Когда выходила серия «Война традиций» я тоже выступал в качестве иллюстратора (как к своим, так и к чужим произведениям), но там я стремился как раз к обратному: сделать разные «внутренности» книг. Там были и графические рисунки, и акварель, и буквицы, и прочее, прочее. В той серии моя задумка увенчалась успехом.
Про иллюстрации скажу ещё одно. Я считаю, что рисунки к книгам не должны иметь непосредственного отношения к конкретным сценам. Они лишь должны отражать тему, фактуру и дух, а не воспроизводить эпизоды сюжета. Причёска, костюм, фигура, очертания дома – всё это должно служить своего рода подсказкой читателю.
М.А: Жив ли Нарушитель и встретим ли мы его снова на страницах Ваших книг или он растворился во Вселенском Ничто или сузился до бесконечно малой точки? Возможно, он просто ожидает Большого Взрыва, с которого начнется его новое бытие?
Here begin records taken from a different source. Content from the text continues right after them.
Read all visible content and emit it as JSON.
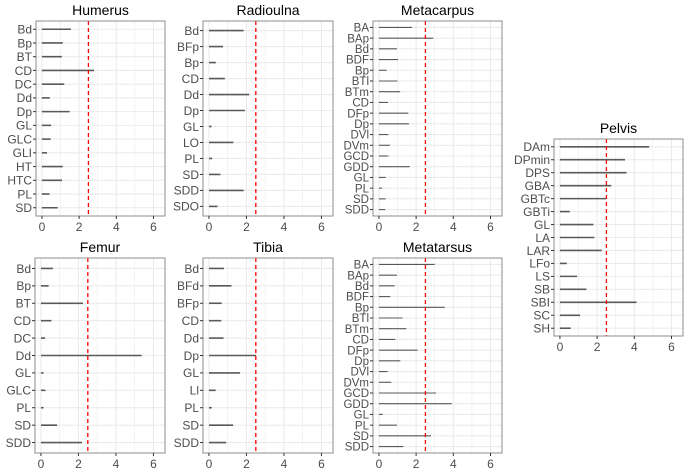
{
  "chart_data": [
    {
      "type": "bar",
      "orientation": "horizontal",
      "title": "Humerus",
      "xlim": [
        0,
        6
      ],
      "xticks": [
        0,
        2,
        4,
        6
      ],
      "reference_line": 2.5,
      "categories": [
        "Bd",
        "Bp",
        "BT",
        "CD",
        "DC",
        "Dd",
        "Dp",
        "GL",
        "GLC",
        "GLI",
        "HT",
        "HTC",
        "PL",
        "SD"
      ],
      "values": [
        1.56,
        1.12,
        1.07,
        2.8,
        1.2,
        0.42,
        1.49,
        0.49,
        0.47,
        0.27,
        1.12,
        1.08,
        0.41,
        0.85
      ]
    },
    {
      "type": "bar",
      "orientation": "horizontal",
      "title": "Radioulna",
      "xlim": [
        0,
        6
      ],
      "xticks": [
        0,
        2,
        4,
        6
      ],
      "reference_line": 2.5,
      "categories": [
        "Bd",
        "BFp",
        "Bp",
        "CD",
        "Dd",
        "Dp",
        "GL",
        "LO",
        "PL",
        "SD",
        "SDD",
        "SDO"
      ],
      "values": [
        1.85,
        0.75,
        0.37,
        0.85,
        2.15,
        1.92,
        0.14,
        1.3,
        0.17,
        0.61,
        1.85,
        0.46
      ]
    },
    {
      "type": "bar",
      "orientation": "horizontal",
      "title": "Metacarpus",
      "xlim": [
        0,
        6
      ],
      "xticks": [
        0,
        2,
        4,
        6
      ],
      "reference_line": 2.5,
      "categories": [
        "BA",
        "BAp",
        "Bd",
        "BDF",
        "Bp",
        "BTl",
        "BTm",
        "CD",
        "DFp",
        "Dp",
        "DVl",
        "DVm",
        "GCD",
        "GDD",
        "GL",
        "PL",
        "SD",
        "SDD"
      ],
      "values": [
        1.78,
        2.92,
        0.97,
        1.03,
        0.41,
        1.0,
        1.14,
        0.49,
        1.58,
        1.61,
        0.51,
        0.59,
        0.51,
        1.66,
        0.36,
        0.17,
        0.36,
        0.34
      ]
    },
    {
      "type": "bar",
      "orientation": "horizontal",
      "title": "Femur",
      "xlim": [
        0,
        6
      ],
      "xticks": [
        0,
        2,
        4,
        6
      ],
      "reference_line": 2.5,
      "categories": [
        "Bd",
        "Bp",
        "BT",
        "CD",
        "DC",
        "Dd",
        "GL",
        "GLC",
        "PL",
        "SD",
        "SDD"
      ],
      "values": [
        0.64,
        0.41,
        2.24,
        0.56,
        0.22,
        5.37,
        0.14,
        0.24,
        0.14,
        0.86,
        2.19
      ]
    },
    {
      "type": "bar",
      "orientation": "horizontal",
      "title": "Tibia",
      "xlim": [
        0,
        6
      ],
      "xticks": [
        0,
        2,
        4,
        6
      ],
      "reference_line": 2.5,
      "categories": [
        "Bd",
        "BFd",
        "BFp",
        "CD",
        "Dd",
        "Dp",
        "GL",
        "Ll",
        "PL",
        "SD",
        "SDD"
      ],
      "values": [
        0.8,
        1.2,
        0.68,
        0.66,
        0.78,
        2.51,
        1.66,
        0.36,
        0.15,
        1.29,
        0.92
      ]
    },
    {
      "type": "bar",
      "orientation": "horizontal",
      "title": "Metatarsus",
      "xlim": [
        0,
        6
      ],
      "xticks": [
        0,
        2,
        4,
        6
      ],
      "reference_line": 2.5,
      "categories": [
        "BA",
        "BAp",
        "Bd",
        "BDF",
        "Bp",
        "BTl",
        "BTm",
        "CD",
        "DFp",
        "Dp",
        "DVl",
        "DVm",
        "GCD",
        "GDD",
        "GL",
        "PL",
        "SD",
        "SDD"
      ],
      "values": [
        3.0,
        0.97,
        0.85,
        0.61,
        3.54,
        1.27,
        1.47,
        0.88,
        2.08,
        1.15,
        0.47,
        0.66,
        3.07,
        3.92,
        0.2,
        0.97,
        2.8,
        1.31
      ]
    },
    {
      "type": "bar",
      "orientation": "horizontal",
      "title": "Pelvis",
      "xlim": [
        0,
        6
      ],
      "xticks": [
        0,
        2,
        4,
        6
      ],
      "reference_line": 2.5,
      "categories": [
        "DAm",
        "DPmin",
        "DPS",
        "GBA",
        "GBTc",
        "GBTi",
        "GL",
        "LA",
        "LAR",
        "LFo",
        "LS",
        "SB",
        "SBI",
        "SC",
        "SH"
      ],
      "values": [
        4.8,
        3.5,
        3.58,
        2.76,
        2.49,
        0.53,
        1.8,
        1.85,
        2.25,
        0.37,
        0.93,
        1.42,
        4.12,
        1.08,
        0.58
      ]
    }
  ],
  "colors": {
    "segment": "#595959",
    "reference_line": "#ff0000",
    "panel_border": "#8c8c8c",
    "grid": "#ebebeb",
    "text": "#4d4d4d"
  },
  "grid": true
}
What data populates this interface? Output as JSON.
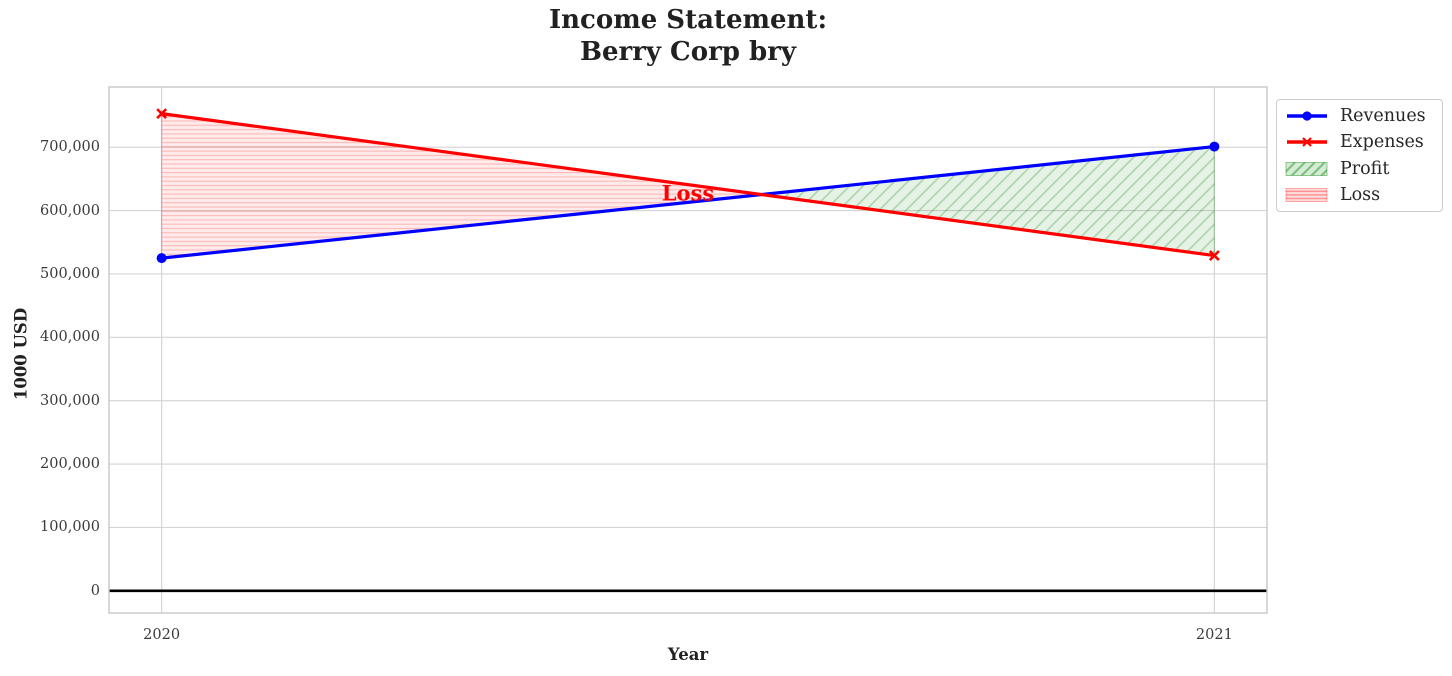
{
  "title_lines": [
    "Income Statement:",
    "Berry Corp bry"
  ],
  "chart_data": {
    "type": "line",
    "title": "Income Statement:\nBerry Corp bry",
    "xlabel": "Year",
    "ylabel": "1000 USD",
    "x": [
      2020,
      2021
    ],
    "series": [
      {
        "name": "Revenues",
        "color": "#0000ff",
        "marker": "circle",
        "values": [
          525000,
          701000
        ]
      },
      {
        "name": "Expenses",
        "color": "#ff0000",
        "marker": "x",
        "values": [
          753000,
          529000
        ]
      }
    ],
    "fill_regions": [
      {
        "name": "Profit",
        "color": "#008000",
        "hatch": "diagonal",
        "where": "revenues > expenses"
      },
      {
        "name": "Loss",
        "color": "#ff0000",
        "hatch": "horizontal",
        "where": "expenses > revenues"
      }
    ],
    "xticks": {
      "values": [
        2020,
        2021
      ],
      "labels": [
        "2020",
        "2021"
      ]
    },
    "yticks": {
      "values": [
        0,
        100000,
        200000,
        300000,
        400000,
        500000,
        600000,
        700000
      ],
      "labels": [
        "0",
        "100,000",
        "200,000",
        "300,000",
        "400,000",
        "500,000",
        "600,000",
        "700,000"
      ]
    },
    "xlim": [
      2019.95,
      2021.05
    ],
    "ylim": [
      -35000,
      795000
    ],
    "zero_line": {
      "y": 0,
      "color": "#000000"
    },
    "grid": true,
    "legend_position": "upper right, outside plot",
    "annotations": [
      {
        "text": "Loss",
        "x": 2020.5,
        "y": 628000,
        "color": "#ff0000"
      }
    ]
  },
  "legend": {
    "items": [
      {
        "label": "Revenues",
        "swatch": "line-circle",
        "color": "#0000ff"
      },
      {
        "label": "Expenses",
        "swatch": "line-x",
        "color": "#ff0000"
      },
      {
        "label": "Profit",
        "swatch": "hatch-diagonal",
        "color": "#008000"
      },
      {
        "label": "Loss",
        "swatch": "hatch-horizontal",
        "color": "#ff0000"
      }
    ]
  },
  "colors": {
    "revenues": "#0000ff",
    "expenses": "#ff0000",
    "profit_fill": "#008000",
    "loss_fill": "#ff0000",
    "gridline": "#d4d4d4",
    "spine": "#c8c8c8",
    "zero_line": "#000000",
    "text": "#262626"
  }
}
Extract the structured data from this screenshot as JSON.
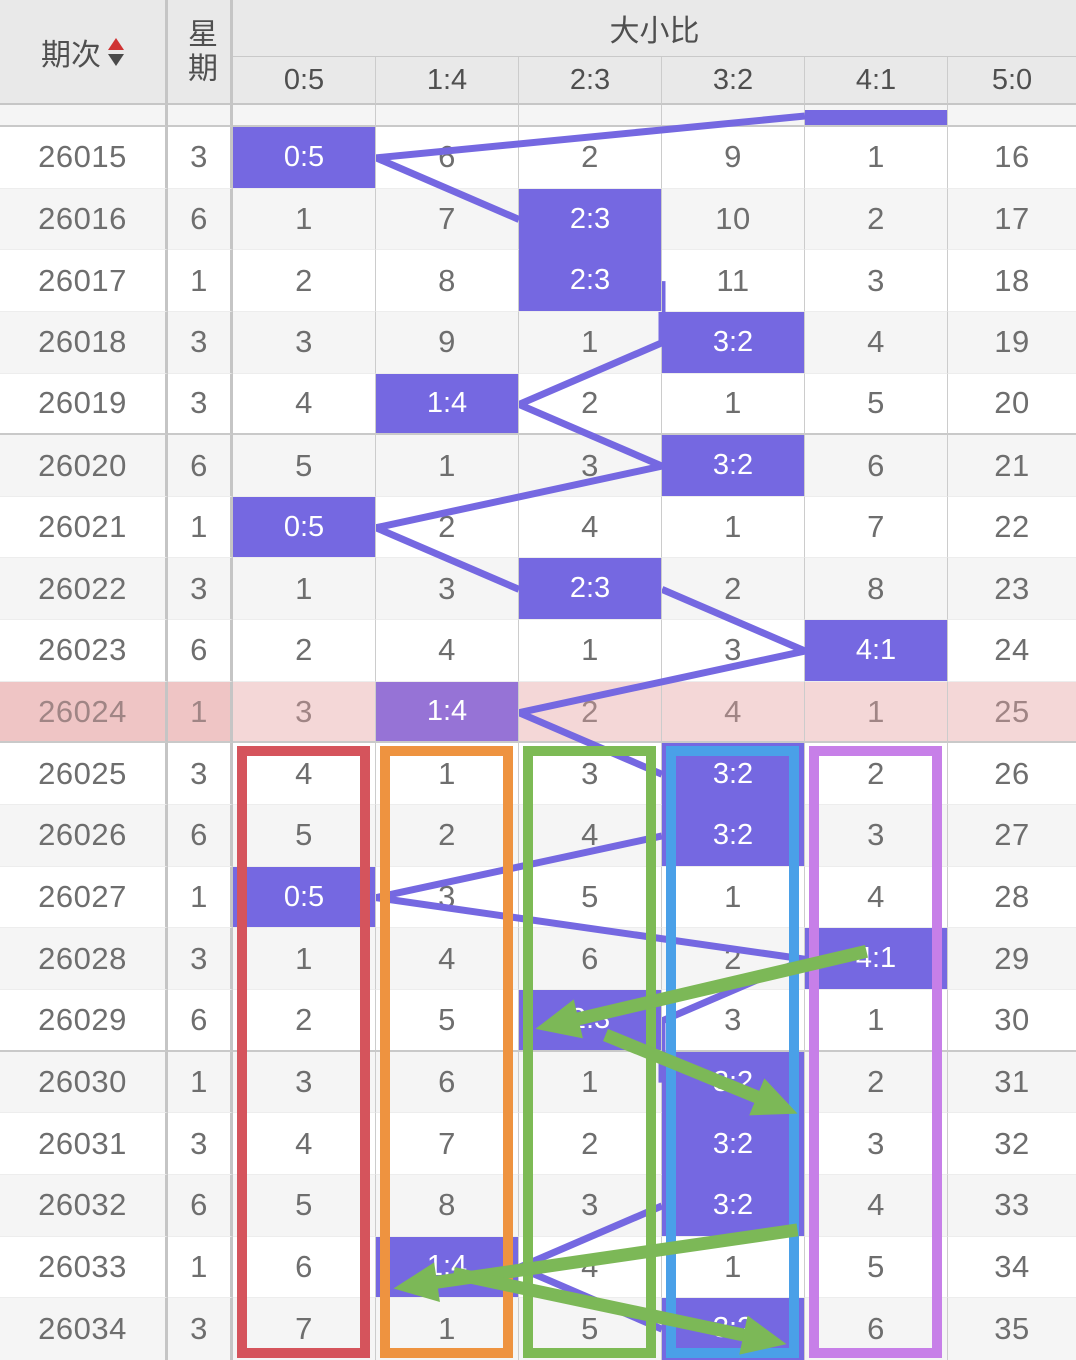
{
  "header": {
    "period_label": "期次",
    "week_label": "星期",
    "group_label": "大小比",
    "ratios": [
      "0:5",
      "1:4",
      "2:3",
      "3:2",
      "4:1",
      "5:0"
    ]
  },
  "chart_data": {
    "type": "table",
    "title": "大小比",
    "columns": [
      "期次",
      "星期",
      "0:5",
      "1:4",
      "2:3",
      "3:2",
      "4:1",
      "5:0"
    ],
    "prev_partial_row": {
      "hl_ratio": "4:1"
    },
    "rows": [
      {
        "period": "26015",
        "week": "3",
        "cells": [
          "0:5",
          "6",
          "2",
          "9",
          "1",
          "16"
        ],
        "hl": 0
      },
      {
        "period": "26016",
        "week": "6",
        "cells": [
          "1",
          "7",
          "2:3",
          "10",
          "2",
          "17"
        ],
        "hl": 2
      },
      {
        "period": "26017",
        "week": "1",
        "cells": [
          "2",
          "8",
          "2:3",
          "11",
          "3",
          "18"
        ],
        "hl": 2
      },
      {
        "period": "26018",
        "week": "3",
        "cells": [
          "3",
          "9",
          "1",
          "3:2",
          "4",
          "19"
        ],
        "hl": 3
      },
      {
        "period": "26019",
        "week": "3",
        "cells": [
          "4",
          "1:4",
          "2",
          "1",
          "5",
          "20"
        ],
        "hl": 1,
        "group_end": true
      },
      {
        "period": "26020",
        "week": "6",
        "cells": [
          "5",
          "1",
          "3",
          "3:2",
          "6",
          "21"
        ],
        "hl": 3
      },
      {
        "period": "26021",
        "week": "1",
        "cells": [
          "0:5",
          "2",
          "4",
          "1",
          "7",
          "22"
        ],
        "hl": 0
      },
      {
        "period": "26022",
        "week": "3",
        "cells": [
          "1",
          "3",
          "2:3",
          "2",
          "8",
          "23"
        ],
        "hl": 2
      },
      {
        "period": "26023",
        "week": "6",
        "cells": [
          "2",
          "4",
          "1",
          "3",
          "4:1",
          "24"
        ],
        "hl": 4
      },
      {
        "period": "26024",
        "week": "1",
        "cells": [
          "3",
          "1:4",
          "2",
          "4",
          "1",
          "25"
        ],
        "hl": 1,
        "row_hl": true,
        "group_end": true
      },
      {
        "period": "26025",
        "week": "3",
        "cells": [
          "4",
          "1",
          "3",
          "3:2",
          "2",
          "26"
        ],
        "hl": 3
      },
      {
        "period": "26026",
        "week": "6",
        "cells": [
          "5",
          "2",
          "4",
          "3:2",
          "3",
          "27"
        ],
        "hl": 3
      },
      {
        "period": "26027",
        "week": "1",
        "cells": [
          "0:5",
          "3",
          "5",
          "1",
          "4",
          "28"
        ],
        "hl": 0
      },
      {
        "period": "26028",
        "week": "3",
        "cells": [
          "1",
          "4",
          "6",
          "2",
          "4:1",
          "29"
        ],
        "hl": 4
      },
      {
        "period": "26029",
        "week": "6",
        "cells": [
          "2",
          "5",
          "2:3",
          "3",
          "1",
          "30"
        ],
        "hl": 2,
        "group_end": true
      },
      {
        "period": "26030",
        "week": "1",
        "cells": [
          "3",
          "6",
          "1",
          "3:2",
          "2",
          "31"
        ],
        "hl": 3
      },
      {
        "period": "26031",
        "week": "3",
        "cells": [
          "4",
          "7",
          "2",
          "3:2",
          "3",
          "32"
        ],
        "hl": 3
      },
      {
        "period": "26032",
        "week": "6",
        "cells": [
          "5",
          "8",
          "3",
          "3:2",
          "4",
          "33"
        ],
        "hl": 3
      },
      {
        "period": "26033",
        "week": "1",
        "cells": [
          "6",
          "1:4",
          "4",
          "1",
          "5",
          "34"
        ],
        "hl": 1
      },
      {
        "period": "26034",
        "week": "3",
        "cells": [
          "7",
          "1",
          "5",
          "3:2",
          "6",
          "35"
        ],
        "hl": 3
      }
    ]
  },
  "annotations": {
    "column_frames": [
      {
        "ratio": "0:5",
        "color": "#d5545c"
      },
      {
        "ratio": "1:4",
        "color": "#ee9340"
      },
      {
        "ratio": "2:3",
        "color": "#7dba55"
      },
      {
        "ratio": "3:2",
        "color": "#4aa0e8"
      },
      {
        "ratio": "4:1",
        "color": "#c77fe8"
      }
    ],
    "arrows": [
      {
        "from_period": "26028",
        "from_ratio": "4:1",
        "to_period": "26029",
        "to_ratio": "2:3"
      },
      {
        "from_period": "26029",
        "from_ratio": "2:3",
        "to_period": "26030",
        "to_ratio": "3:2"
      },
      {
        "from_period": "26032",
        "from_ratio": "3:2",
        "to_period": "26033",
        "to_ratio": "1:4"
      },
      {
        "from_period": "26033",
        "from_ratio": "1:4",
        "to_period": "26034",
        "to_ratio": "3:2"
      }
    ]
  },
  "colors": {
    "highlight_cell": "#7568e1",
    "highlight_cell_on_pink": "#9673d6",
    "trend_line": "#7568e1",
    "arrow": "#7cb857",
    "row_highlight": "#f4d7d7",
    "row_highlight_left": "#efc5c5",
    "row_highlight_text": "#a08585",
    "header_bg": "#e9e9e9",
    "row_alt": "#f5f5f5",
    "sort_up": "#cf3333",
    "sort_down": "#4a4a4a"
  }
}
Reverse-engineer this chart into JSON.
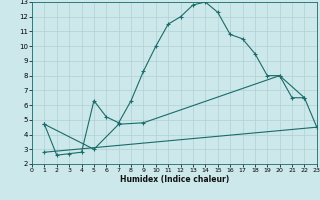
{
  "xlabel": "Humidex (Indice chaleur)",
  "ylabel": "",
  "background_color": "#cce8ea",
  "grid_color": "#b0d0d4",
  "line_color": "#1a6b6b",
  "xlim": [
    0,
    23
  ],
  "ylim": [
    2,
    13
  ],
  "xticks": [
    0,
    1,
    2,
    3,
    4,
    5,
    6,
    7,
    8,
    9,
    10,
    11,
    12,
    13,
    14,
    15,
    16,
    17,
    18,
    19,
    20,
    21,
    22,
    23
  ],
  "yticks": [
    2,
    3,
    4,
    5,
    6,
    7,
    8,
    9,
    10,
    11,
    12,
    13
  ],
  "series1_x": [
    1,
    2,
    3,
    4,
    5,
    6,
    7,
    8,
    9,
    10,
    11,
    12,
    13,
    14,
    15,
    16,
    17,
    18,
    19,
    20,
    21,
    22,
    23
  ],
  "series1_y": [
    4.7,
    2.6,
    2.7,
    2.8,
    6.3,
    5.2,
    4.8,
    6.3,
    8.3,
    10.0,
    11.5,
    12.0,
    12.8,
    13.0,
    12.3,
    10.8,
    10.5,
    9.5,
    8.0,
    8.0,
    6.5,
    6.5,
    4.5
  ],
  "series2_x": [
    1,
    5,
    7,
    9,
    20,
    22
  ],
  "series2_y": [
    4.7,
    3.0,
    4.7,
    4.8,
    8.0,
    6.5
  ],
  "series3_x": [
    1,
    23
  ],
  "series3_y": [
    2.8,
    4.5
  ]
}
А.В.: Нарушитель жив. Он появится в очередной книге. И не он один. Но появится он (как Нарушитель) не в будущем, а в прошлом. В будущем ему предстоит быть обыкновенным человеком. В будущем он начнёт снова задавать вопросы о смысле жизни, тыкаться носом, как слепой котёнок, получать подзатыльники, мечтать о чём-то великом, не подозревая о своём великом прошлом. Когда-нибудь в нём, возможно, начнут пробуждаться какие-то воспоминания, он будет ощущать тягу к некоторым историческим событиям, но не сможет объяснить этой тяги. И тогда он займётся искусством, чтобы дать волю фантазии, ибо именно фантазии люди приписывают все самые необычные и дерзкие мысли.